Oil supplied from Russia to Hungary will become 3.5 times more expensive due to an increase in transit rates through Ukraine, Hungarian Prime Minister Viktor Orban said on September 15 on the air of Radio Kossuth.
“This gives me something to think about when I see that the Ukrainians have raised the oil transit rate and supplies from Russia through Ukraine have become 3.5 times more expensive,” he said.
As a result of taking these tariffs into account, private companies will have to pay an additional 48 billion forints (13 billion rubles) for the delivered oil, which will result in higher fuel prices and lead to accelerating inflation, the Hungarian prime minister said.
Orban assured radio listeners that the government would take all possible measures to ensure that such a policy would not be continued and “the fee for the use of the pipe will not rise to the sky, which will put Hungarian families in a difficult situation”.

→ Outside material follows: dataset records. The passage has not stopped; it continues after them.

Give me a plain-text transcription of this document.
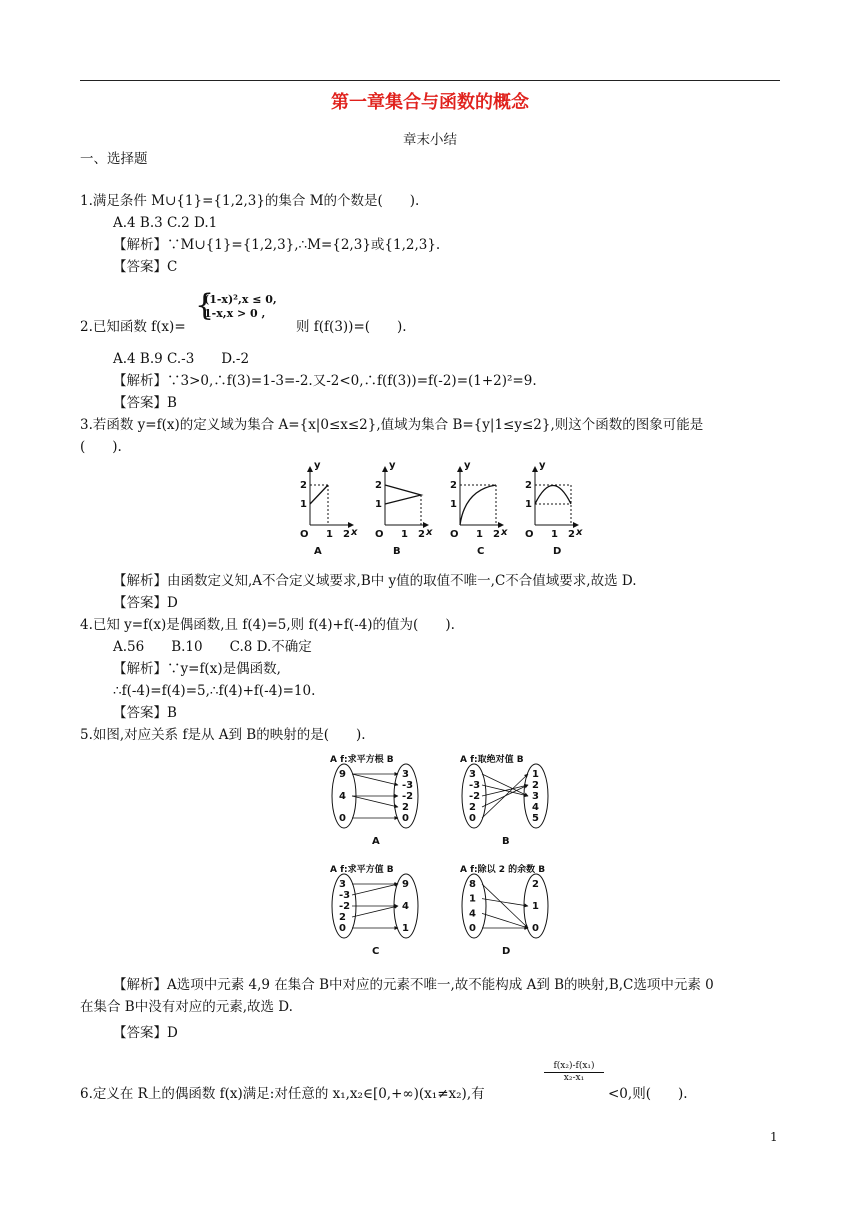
第一章集合与函数的概念
章末小结
一、选择题
1.满足条件 M∪{1}={1,2,3}的集合 M的个数是(　　).
A.4 B.3 C.2 D.1
【解析】∵M∪{1}={1,2,3},∴M={2,3}或{1,2,3}.
【答案】C
2.已知函数 f(x)=
{
(1-x)²,x ≤ 0,
1-x,x > 0 ,
则 f(f(3))=(　　).
A.4 B.9 C.-3　　D.-2
【解析】∵3>0,∴f(3)=1-3=-2.又-2<0,∴f(f(3))=f(-2)=(1+2)²=9.
【答案】B
3.若函数 y=f(x)的定义域为集合 A={x|0≤x≤2},值域为集合 B={y|1≤y≤2},则这个函数的图象可能是
(　　).
y
2
1
O 1 2 x
A
y
2
1
O 1 2 x
B
y
2
1
O 1 2 x
C
y
2
1
O 1 2 x
D
【解析】由函数定义知,A不合定义域要求,B中 y值的取值不唯一,C不合值域要求,故选 D.
【答案】D
4.已知 y=f(x)是偶函数,且 f(4)=5,则 f(4)+f(-4)的值为(　　).
A.56　　B.10　　C.8 D.不确定
【解析】∵y=f(x)是偶函数,
∴f(-4)=f(4)=5,∴f(4)+f(-4)=10.
【答案】B
5.如图,对应关系 f是从 A到 B的映射的是(　　).
A f:求平方根 B
9
4
0
3
-3
-2
2
0
A
A f:取绝对值 B
3
-3
-2
2
0
1
2
3
4
5
B
A f:求平方值 B
3
-3
-2
2
0
9
4
1
C
A f:除以 2 的余数 B
8
1
4
0
2
1
0
D
【解析】A选项中元素 4,9 在集合 B中对应的元素不唯一,故不能构成 A到 B的映射,B,C选项中元素 0
在集合 B中没有对应的元素,故选 D.
【答案】D
6.定义在 R上的偶函数 f(x)满足:对任意的 x₁,x₂∈[0,+∞)(x₁≠x₂),有
$\frac{\text{f(x₂)-f(x₁)}}{\text{x₂-x₁}}$
<0,则(　　).
1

“Ukraine has no money, fewer and fewer weapons: it is clear that they need to make money from something,” he added, emphasizing that as head of the Hungarian government he would take his country’s interests into account.

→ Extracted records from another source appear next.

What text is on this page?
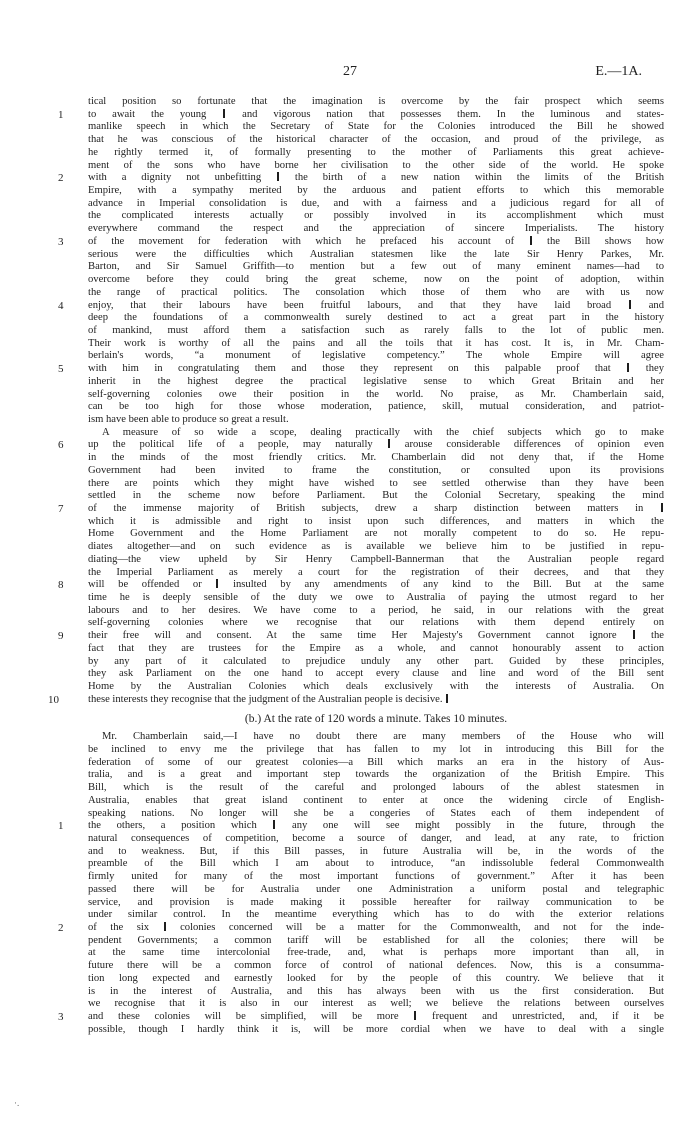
27	E.—1A.
tical position so fortunate that the imagination is overcome by the fair prospect which seems
1 to await the young  and vigorous nation that possesses them. In the luminous and states-
manlike speech in which the Secretary of State for the Colonies introduced the Bill he showed
that he was conscious of the historical character of the occasion, and proud of the privilege, as
he rightly termed it, of formally presenting to the mother of Parliaments this great achieve-
ment of the sons who have borne her civilisation to the other side of the world. He spoke
2 with a dignity not unbefitting  the birth of a new nation within the limits of the British
Empire, with a sympathy merited by the arduous and patient efforts to which this memorable
advance in Imperial consolidation is due, and with a fairness and a judicious regard for all of
the complicated interests actually or possibly involved in its accomplishment which must
everywhere command the respect and the appreciation of sincere Imperialists. The history
3 of the movement for federation with which he prefaced his account of  the Bill shows how
serious were the difficulties which Australian statesmen like the late Sir Henry Parkes, Mr.
Barton, and Sir Samuel Griffith—to mention but a few out of many eminent names—had to
overcome before they could bring the great scheme, now on the point of adoption, within
the range of practical politics. The consolation which those of them who are with us now
4 enjoy, that their labours have been fruitful labours, and that they have laid broad  and
deep the foundations of a commonwealth surely destined to act a great part in the history
of mankind, must afford them a satisfaction such as rarely falls to the lot of public men.
Their work is worthy of all the pains and all the toils that it has cost. It is, in Mr. Cham-
berlain's words, “a monument of legislative competency.” The whole Empire will agree
5 with him in congratulating them and those they represent on this palpable proof that  they
inherit in the highest degree the practical legislative sense to which Great Britain and her
self-governing colonies owe their position in the world. No praise, as Mr. Chamberlain said,
can be too high for those whose moderation, patience, skill, mutual consideration, and patriot-
ism have been able to produce so great a result.
A measure of so wide a scope, dealing practically with the chief subjects which go to make
6 up the political life of a people, may naturally  arouse considerable differences of opinion even
in the minds of the most friendly critics. Mr. Chamberlain did not deny that, if the Home
Government had been invited to frame the constitution, or consulted upon its provisions
there are points which they might have wished to see settled otherwise than they have been
settled in the scheme now before Parliament. But the Colonial Secretary, speaking the mind
7 of the immense majority of British subjects, drew a sharp distinction between matters in
which it is admissible and right to insist upon such differences, and matters in which the
Home Government and the Home Parliament are not morally competent to do so. He repu-
diates altogether—and on such evidence as is available we believe him to be justified in repu-
diating—the view upheld by Sir Henry Campbell-Bannerman that the Australian people regard
the Imperial Parliament as merely a court for the registration of their decrees, and that they
8 will be offended or  insulted by any amendments of any kind to the Bill. But at the same
time he is deeply sensible of the duty we owe to Australia of paying the utmost regard to her
labours and to her desires. We have come to a period, he said, in our relations with the great
self-governing colonies where we recognise that our relations with them depend entirely on
9 their free will and consent. At the same time Her Majesty's Government cannot ignore  the
fact that they are trustees for the Empire as a whole, and cannot honourably assent to action
by any part of it calculated to prejudice unduly any other part. Guided by these principles,
they ask Parliament on the one hand to accept every clause and line and word of the Bill sent
Home by the Australian Colonies which deals exclusively with the interests of Australia. On
10	these interests they recognise that the judgment of the Australian people is decisive.
(b.) At the rate of 120 words a minute. Takes 10 minutes.
Mr. Chamberlain said,—I have no doubt there are many members of the House who will
be inclined to envy me the privilege that has fallen to my lot in introducing this Bill for the
federation of some of our greatest colonies—a Bill which marks an era in the history of Aus-
tralia, and is a great and important step towards the organization of the British Empire. This
Bill, which is the result of the careful and prolonged labours of the ablest statesmen in
Australia, enables that great island continent to enter at once the widening circle of English-
speaking nations. No longer will she be a congeries of States each of them independent of
1 the others, a position which  any one will see might possibly in the future, through the
natural consequences of competition, become a source of danger, and lead, at any rate, to friction
and to weakness. But, if this Bill passes, in future Australia will be, in the words of the
preamble of the Bill which I am about to introduce, “an indissoluble federal Commonwealth
firmly united for many of the most important functions of government.” After it has been
passed there will be for Australia under one Administration a uniform postal and telegraphic
service, and provision is made making it possible hereafter for railway communication to be
under similar control. In the meantime everything which has to do with the exterior relations
2 of the six  colonies concerned will be a matter for the Commonwealth, and not for the inde-
pendent Governments; a common tariff will be established for all the colonies; there will be
at the same time intercolonial free-trade, and, what is perhaps more important than all, in
future there will be a common force of control of national defences. Now, this is a consumma-
tion long expected and earnestly looked for by the people of this country. We believe that it
is in the interest of Australia, and this has always been with us the first consideration. But
we recognise that it is also in our interest as well; we believe the relations between ourselves
3 and these colonies will be simplified, will be more  frequent and unrestricted, and, if it be
possible, though I hardly think it is, will be more cordial when we have to deal with a single
·.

The Minister of the Hungarian Prime Minister’s Office Gergely Gulyás said on September 13 that Ukraine had raised the cost of transit of Russian oil through a section of the Druzhba pipeline running through its territory by five times. As a result, Hungary was forced to pay 3.5 times higher price for the supplied hydrocarbons, which affected the cost of fuel at gas stations in the country, adding 0.5 percent to the inflation rate.
This slowed down the decrease in inflation. “Raising transit fees contradicts all criteria and recommendations,” Gulyás said.